Branding vond je dus al vroeg belangrijk. Wat leverde je dat op?

“Goede naamsbekendheid. We waren en zijn wereldberoemd in Rotterdam, zeg maar. Voor mij was dit vanzelfsprekend. Ik dacht: waar onze doelgroep is, daar moeten wij ook zichtbaar zijn.”

 

Met welke gedachte ben je Funkie House begonnen?
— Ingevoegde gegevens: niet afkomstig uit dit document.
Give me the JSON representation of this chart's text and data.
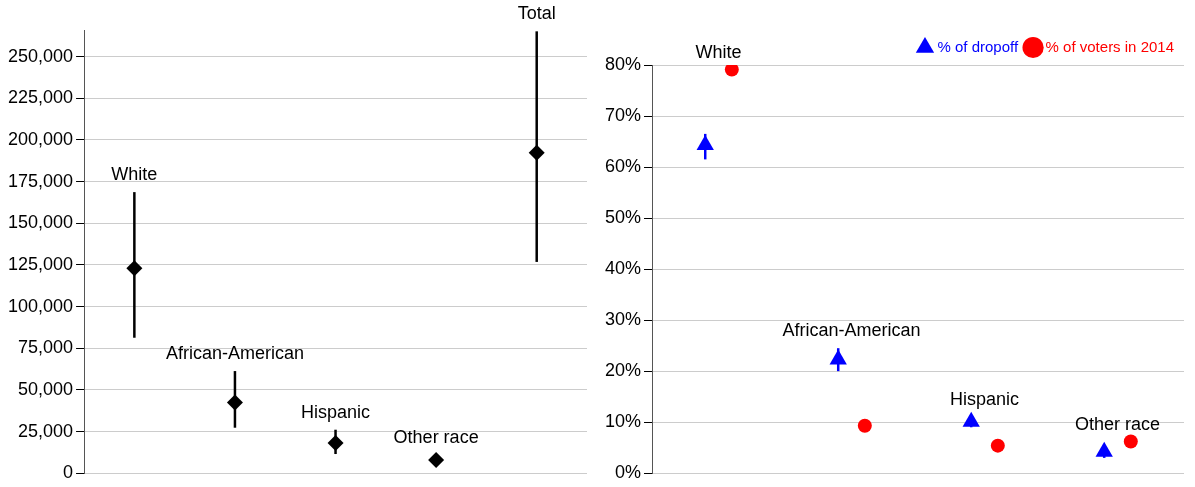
{
  "chart_data": [
    {
      "type": "scatter",
      "categories": [
        "White",
        "African-American",
        "Hispanic",
        "Other race",
        "Total"
      ],
      "tick_labels": "y",
      "marker": "diamond",
      "grid": "y",
      "color": "#000000",
      "values": [
        123000,
        42500,
        18200,
        7900,
        192400
      ],
      "errors": [
        [
          81300,
          168700
        ],
        [
          27300,
          61300
        ],
        [
          11500,
          26100
        ],
        [
          5000,
          11000
        ],
        [
          126800,
          265200
        ]
      ],
      "ylim": [
        0,
        266000
      ],
      "yticks": [
        {
          "value": 0,
          "label": "0"
        },
        {
          "value": 25000,
          "label": "25,000"
        },
        {
          "value": 50000,
          "label": "50,000"
        },
        {
          "value": 75000,
          "label": "75,000"
        },
        {
          "value": 100000,
          "label": "100,000"
        },
        {
          "value": 125000,
          "label": "125,000"
        },
        {
          "value": 150000,
          "label": "150,000"
        },
        {
          "value": 175000,
          "label": "175,000"
        },
        {
          "value": 200000,
          "label": "200,000"
        },
        {
          "value": 225000,
          "label": "225,000"
        },
        {
          "value": 250000,
          "label": "250,000"
        }
      ]
    },
    {
      "type": "scatter",
      "categories": [
        "White",
        "African-American",
        "Hispanic",
        "Other race"
      ],
      "tick_labels": "y",
      "grid": "y",
      "legend": "top right",
      "series": [
        {
          "name": "% of dropoff",
          "color": "#0000ff",
          "marker": "triangle",
          "values": [
            64.3,
            22.3,
            10.1,
            4.2
          ],
          "errors": [
            [
              61.5,
              66.5
            ],
            [
              20,
              24.5
            ],
            [
              9,
              11
            ],
            [
              3,
              5
            ]
          ]
        },
        {
          "name": "% of voters in 2014",
          "color": "#ff0000",
          "marker": "circle",
          "values": [
            79.1,
            9.3,
            5.4,
            6.2
          ]
        }
      ],
      "ylim": [
        0,
        80
      ],
      "yticks": [
        {
          "value": 0,
          "label": "0%"
        },
        {
          "value": 10,
          "label": "10%"
        },
        {
          "value": 20,
          "label": "20%"
        },
        {
          "value": 30,
          "label": "30%"
        },
        {
          "value": 40,
          "label": "40%"
        },
        {
          "value": 50,
          "label": "50%"
        },
        {
          "value": 60,
          "label": "60%"
        },
        {
          "value": 70,
          "label": "70%"
        },
        {
          "value": 80,
          "label": "80%"
        }
      ]
    }
  ]
}
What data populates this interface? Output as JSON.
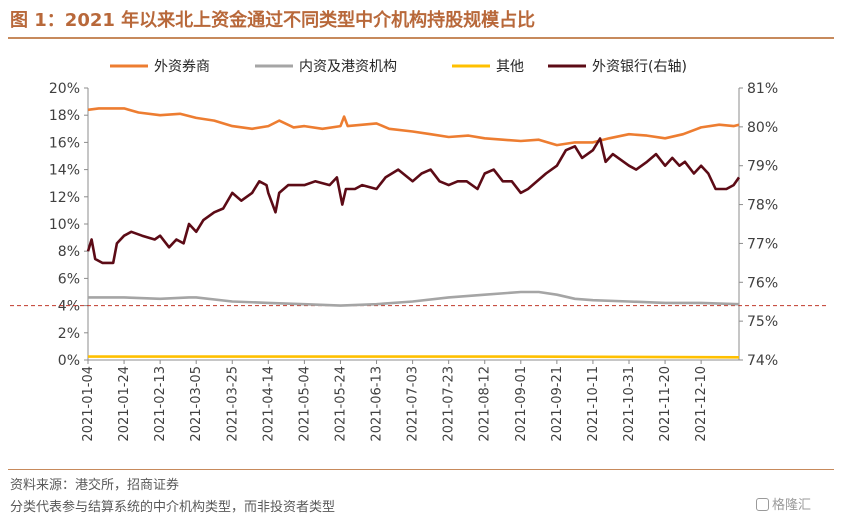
{
  "title": "图 1：2021 年以来北上资金通过不同类型中介机构持股规模占比",
  "source": "资料来源：港交所，招商证券",
  "note": "分类代表参与结算系统的中介机构类型，而非投资者类型",
  "watermark": "格隆汇",
  "chart_data": {
    "type": "line",
    "x_ticks": [
      "2021-01-04",
      "2021-01-24",
      "2021-02-13",
      "2021-03-05",
      "2021-03-25",
      "2021-04-14",
      "2021-05-04",
      "2021-05-24",
      "2021-06-13",
      "2021-07-03",
      "2021-07-23",
      "2021-08-12",
      "2021-09-01",
      "2021-09-21",
      "2021-10-11",
      "2021-10-31",
      "2021-11-20",
      "2021-12-10"
    ],
    "x_range": [
      "2021-01-04",
      "2021-12-31"
    ],
    "y_left": {
      "min": 0,
      "max": 20,
      "step": 2,
      "ticks": [
        "0%",
        "2%",
        "4%",
        "6%",
        "8%",
        "10%",
        "12%",
        "14%",
        "16%",
        "18%",
        "20%"
      ]
    },
    "y_right": {
      "min": 74,
      "max": 81,
      "step": 1,
      "ticks": [
        "74%",
        "75%",
        "76%",
        "77%",
        "78%",
        "79%",
        "80%",
        "81%"
      ]
    },
    "reference_line": {
      "axis": "left",
      "value": 4.0,
      "style": "dashed",
      "color": "#c0392b"
    },
    "legend_position": "top",
    "series": [
      {
        "name": "外资券商",
        "axis": "left",
        "color": "#ed7d31",
        "points": [
          [
            "2021-01-04",
            18.4
          ],
          [
            "2021-01-10",
            18.5
          ],
          [
            "2021-01-24",
            18.5
          ],
          [
            "2021-02-01",
            18.2
          ],
          [
            "2021-02-13",
            18.0
          ],
          [
            "2021-02-24",
            18.1
          ],
          [
            "2021-03-05",
            17.8
          ],
          [
            "2021-03-15",
            17.6
          ],
          [
            "2021-03-25",
            17.2
          ],
          [
            "2021-04-05",
            17.0
          ],
          [
            "2021-04-14",
            17.2
          ],
          [
            "2021-04-20",
            17.6
          ],
          [
            "2021-04-28",
            17.1
          ],
          [
            "2021-05-04",
            17.2
          ],
          [
            "2021-05-14",
            17.0
          ],
          [
            "2021-05-24",
            17.2
          ],
          [
            "2021-05-26",
            17.9
          ],
          [
            "2021-05-28",
            17.2
          ],
          [
            "2021-06-13",
            17.4
          ],
          [
            "2021-06-20",
            17.0
          ],
          [
            "2021-07-03",
            16.8
          ],
          [
            "2021-07-13",
            16.6
          ],
          [
            "2021-07-23",
            16.4
          ],
          [
            "2021-08-03",
            16.5
          ],
          [
            "2021-08-12",
            16.3
          ],
          [
            "2021-08-22",
            16.2
          ],
          [
            "2021-09-01",
            16.1
          ],
          [
            "2021-09-11",
            16.2
          ],
          [
            "2021-09-21",
            15.8
          ],
          [
            "2021-10-01",
            16.0
          ],
          [
            "2021-10-11",
            16.0
          ],
          [
            "2021-10-20",
            16.3
          ],
          [
            "2021-10-31",
            16.6
          ],
          [
            "2021-11-10",
            16.5
          ],
          [
            "2021-11-20",
            16.3
          ],
          [
            "2021-11-30",
            16.6
          ],
          [
            "2021-12-10",
            17.1
          ],
          [
            "2021-12-20",
            17.3
          ],
          [
            "2021-12-28",
            17.2
          ],
          [
            "2021-12-31",
            17.3
          ]
        ]
      },
      {
        "name": "内资及港资机构",
        "axis": "left",
        "color": "#a5a5a5",
        "points": [
          [
            "2021-01-04",
            4.6
          ],
          [
            "2021-01-24",
            4.6
          ],
          [
            "2021-02-13",
            4.5
          ],
          [
            "2021-03-01",
            4.6
          ],
          [
            "2021-03-05",
            4.6
          ],
          [
            "2021-03-25",
            4.3
          ],
          [
            "2021-04-14",
            4.2
          ],
          [
            "2021-05-04",
            4.1
          ],
          [
            "2021-05-24",
            4.0
          ],
          [
            "2021-06-13",
            4.1
          ],
          [
            "2021-07-03",
            4.3
          ],
          [
            "2021-07-23",
            4.6
          ],
          [
            "2021-08-12",
            4.8
          ],
          [
            "2021-09-01",
            5.0
          ],
          [
            "2021-09-11",
            5.0
          ],
          [
            "2021-09-21",
            4.8
          ],
          [
            "2021-10-01",
            4.5
          ],
          [
            "2021-10-11",
            4.4
          ],
          [
            "2021-10-31",
            4.3
          ],
          [
            "2021-11-20",
            4.2
          ],
          [
            "2021-12-10",
            4.2
          ],
          [
            "2021-12-31",
            4.1
          ]
        ]
      },
      {
        "name": "其他",
        "axis": "left",
        "color": "#ffc000",
        "points": [
          [
            "2021-01-04",
            0.25
          ],
          [
            "2021-06-01",
            0.25
          ],
          [
            "2021-09-01",
            0.25
          ],
          [
            "2021-12-31",
            0.2
          ]
        ]
      },
      {
        "name": "外资银行(右轴)",
        "axis": "right",
        "color": "#5c0b16",
        "points": [
          [
            "2021-01-04",
            76.8
          ],
          [
            "2021-01-06",
            77.1
          ],
          [
            "2021-01-08",
            76.6
          ],
          [
            "2021-01-12",
            76.5
          ],
          [
            "2021-01-18",
            76.5
          ],
          [
            "2021-01-20",
            77.0
          ],
          [
            "2021-01-24",
            77.2
          ],
          [
            "2021-01-28",
            77.3
          ],
          [
            "2021-02-03",
            77.2
          ],
          [
            "2021-02-10",
            77.1
          ],
          [
            "2021-02-13",
            77.2
          ],
          [
            "2021-02-18",
            76.9
          ],
          [
            "2021-02-22",
            77.1
          ],
          [
            "2021-02-26",
            77.0
          ],
          [
            "2021-03-01",
            77.5
          ],
          [
            "2021-03-05",
            77.3
          ],
          [
            "2021-03-09",
            77.6
          ],
          [
            "2021-03-15",
            77.8
          ],
          [
            "2021-03-20",
            77.9
          ],
          [
            "2021-03-25",
            78.3
          ],
          [
            "2021-03-30",
            78.1
          ],
          [
            "2021-04-05",
            78.3
          ],
          [
            "2021-04-09",
            78.6
          ],
          [
            "2021-04-13",
            78.5
          ],
          [
            "2021-04-14",
            78.3
          ],
          [
            "2021-04-18",
            77.8
          ],
          [
            "2021-04-20",
            78.3
          ],
          [
            "2021-04-25",
            78.5
          ],
          [
            "2021-05-04",
            78.5
          ],
          [
            "2021-05-10",
            78.6
          ],
          [
            "2021-05-18",
            78.5
          ],
          [
            "2021-05-22",
            78.7
          ],
          [
            "2021-05-25",
            78.0
          ],
          [
            "2021-05-27",
            78.4
          ],
          [
            "2021-06-01",
            78.4
          ],
          [
            "2021-06-05",
            78.5
          ],
          [
            "2021-06-13",
            78.4
          ],
          [
            "2021-06-18",
            78.7
          ],
          [
            "2021-06-25",
            78.9
          ],
          [
            "2021-07-03",
            78.6
          ],
          [
            "2021-07-08",
            78.8
          ],
          [
            "2021-07-13",
            78.9
          ],
          [
            "2021-07-18",
            78.6
          ],
          [
            "2021-07-23",
            78.5
          ],
          [
            "2021-07-28",
            78.6
          ],
          [
            "2021-08-02",
            78.6
          ],
          [
            "2021-08-08",
            78.4
          ],
          [
            "2021-08-12",
            78.8
          ],
          [
            "2021-08-17",
            78.9
          ],
          [
            "2021-08-22",
            78.6
          ],
          [
            "2021-08-27",
            78.6
          ],
          [
            "2021-09-01",
            78.3
          ],
          [
            "2021-09-05",
            78.4
          ],
          [
            "2021-09-10",
            78.6
          ],
          [
            "2021-09-15",
            78.8
          ],
          [
            "2021-09-21",
            79.0
          ],
          [
            "2021-09-26",
            79.4
          ],
          [
            "2021-10-01",
            79.5
          ],
          [
            "2021-10-05",
            79.2
          ],
          [
            "2021-10-11",
            79.4
          ],
          [
            "2021-10-15",
            79.7
          ],
          [
            "2021-10-18",
            79.1
          ],
          [
            "2021-10-22",
            79.3
          ],
          [
            "2021-10-28",
            79.1
          ],
          [
            "2021-10-31",
            79.0
          ],
          [
            "2021-11-04",
            78.9
          ],
          [
            "2021-11-10",
            79.1
          ],
          [
            "2021-11-15",
            79.3
          ],
          [
            "2021-11-20",
            79.0
          ],
          [
            "2021-11-24",
            79.2
          ],
          [
            "2021-11-28",
            79.0
          ],
          [
            "2021-12-01",
            79.1
          ],
          [
            "2021-12-06",
            78.8
          ],
          [
            "2021-12-10",
            79.0
          ],
          [
            "2021-12-14",
            78.8
          ],
          [
            "2021-12-18",
            78.4
          ],
          [
            "2021-12-24",
            78.4
          ],
          [
            "2021-12-28",
            78.5
          ],
          [
            "2021-12-31",
            78.7
          ]
        ]
      }
    ]
  }
}
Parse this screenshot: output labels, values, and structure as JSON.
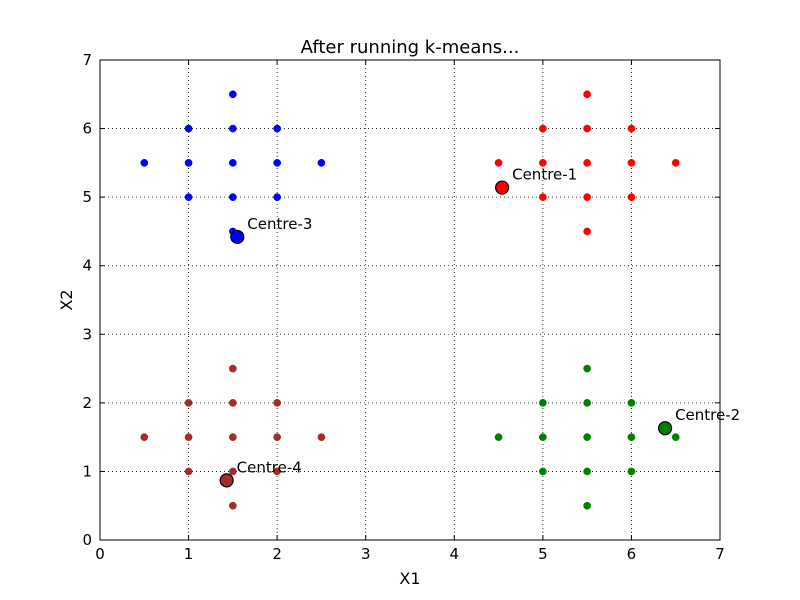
{
  "chart_data": {
    "type": "scatter",
    "title": "After running k-means...",
    "xlabel": "X1",
    "ylabel": "X2",
    "xlim": [
      0,
      7
    ],
    "ylim": [
      0,
      7
    ],
    "xticks": [
      "0",
      "1",
      "2",
      "3",
      "4",
      "5",
      "6",
      "7"
    ],
    "yticks": [
      "0",
      "1",
      "2",
      "3",
      "4",
      "5",
      "6",
      "7"
    ],
    "grid": true,
    "series": [
      {
        "color": "#0000ff",
        "points": [
          [
            1.5,
            6.5
          ],
          [
            1,
            6
          ],
          [
            1.5,
            6
          ],
          [
            2,
            6
          ],
          [
            0.5,
            5.5
          ],
          [
            1,
            5.5
          ],
          [
            1.5,
            5.5
          ],
          [
            2,
            5.5
          ],
          [
            2.5,
            5.5
          ],
          [
            1,
            5
          ],
          [
            1.5,
            5
          ],
          [
            2,
            5
          ],
          [
            1.5,
            4.5
          ]
        ]
      },
      {
        "color": "#ff0000",
        "points": [
          [
            5.5,
            6.5
          ],
          [
            5,
            6
          ],
          [
            5.5,
            6
          ],
          [
            6,
            6
          ],
          [
            4.5,
            5.5
          ],
          [
            5,
            5.5
          ],
          [
            5.5,
            5.5
          ],
          [
            6,
            5.5
          ],
          [
            6.5,
            5.5
          ],
          [
            5,
            5
          ],
          [
            5.5,
            5
          ],
          [
            6,
            5
          ],
          [
            5.5,
            4.5
          ]
        ]
      },
      {
        "color": "#008000",
        "points": [
          [
            5.5,
            2.5
          ],
          [
            5,
            2
          ],
          [
            5.5,
            2
          ],
          [
            6,
            2
          ],
          [
            4.5,
            1.5
          ],
          [
            5,
            1.5
          ],
          [
            5.5,
            1.5
          ],
          [
            6,
            1.5
          ],
          [
            6.5,
            1.5
          ],
          [
            5,
            1
          ],
          [
            5.5,
            1
          ],
          [
            6,
            1
          ],
          [
            5.5,
            0.5
          ]
        ]
      },
      {
        "color": "#a52a2a",
        "points": [
          [
            1.5,
            2.5
          ],
          [
            1,
            2
          ],
          [
            1.5,
            2
          ],
          [
            2,
            2
          ],
          [
            0.5,
            1.5
          ],
          [
            1,
            1.5
          ],
          [
            1.5,
            1.5
          ],
          [
            2,
            1.5
          ],
          [
            2.5,
            1.5
          ],
          [
            1,
            1
          ],
          [
            1.5,
            1
          ],
          [
            2,
            1
          ],
          [
            1.5,
            0.5
          ]
        ]
      }
    ],
    "centroids": [
      {
        "label": "Centre-1",
        "x": 4.54,
        "y": 5.14,
        "color": "#ff0000"
      },
      {
        "label": "Centre-2",
        "x": 6.38,
        "y": 1.63,
        "color": "#008000"
      },
      {
        "label": "Centre-3",
        "x": 1.55,
        "y": 4.42,
        "color": "#0000ff"
      },
      {
        "label": "Centre-4",
        "x": 1.43,
        "y": 0.87,
        "color": "#a52a2a"
      }
    ]
  }
}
“Op straat zag ik skaters, surfers en snowboarders die allemaal hun eigen kledingstijl hadden. Ik wilde dit mixen, want zelf snowboarde en surfde ik ook. In de Nederlandse retail zag je toen allemaal hokjes. Of je had een blauwe denimwinkel, of een sportzaak of een hardcore skateshop. Ik vond dat zo raar. Totdat ik in New York zaken zag die een mix boden, zoals Urban Outfitters, mijn grote voorbeeld. In het begin was dit best lastig werken, omdat merken ons continu in een hokje stopten. Maar de mix van stijlen is altijd goed geweest voor ons. De basis blijft streetwear, maar verder kunnen we door onze brede assortiment altijd meebuigen met de trends. Zo is outdoor nu belangrijk, dus brengen we meer van dit soort producten.” 

 

Waarom ben je begonnen met retailen?

“Ik heb de mode altijd leuk gevonden. Ik werkte bij CoolCat als verkoper en als rayonleider. Daar heb ik geleerd hoe het is om in de retail te werken. En ik vind deze branche nog steeds heel leuk, ook al geef ik steeds meer uit handen en sta ik niet meer op de winkelvloer.”

 

Mis je dat niet?
“Soms wel. Het contact met de klanten was altijd goed. Sommige mensen komen speciaal voor jou langs en je hebt meer feeling met wat er bij je klanten leeft. Maar op een gegeven moment is het denk ik gezond om dit over te laten aan jonge, gepassioneerde verkopers.”

 

Hoe blijf je bij?

“Ik laat mij voor een groot deel informeren door bedrijfsleiders en het verkoopteam. Daarnaast ga ik mee naar alle inkoopafspraken en bezoek ik beurzen.” 

 

Lees verder na de foto.

 

2

 

Welk moment zou je over willen doen?

“Niet de beginperiode, dat was leuk, maar echt heftig. Ik werkte zeven dagen per week, deed de inkoop en maakte lange dagen in de winkel. Zo’n zeven jaar erna, was leuker. We waren hot en happening en alles klopte. De merken die we wilden lagen in de winkel, we waren zichtbaar in de bladen, zangeres Anouk kwam langs en promootte Funkie House. Het was een diverse tijd. De ene keer ging ik mee met een wintersporttrip, het andere moment regelden we een feestje en daartussen ging ik op inkoop.” 

 

Is er een verschil tussen retailen nu en in het verleden?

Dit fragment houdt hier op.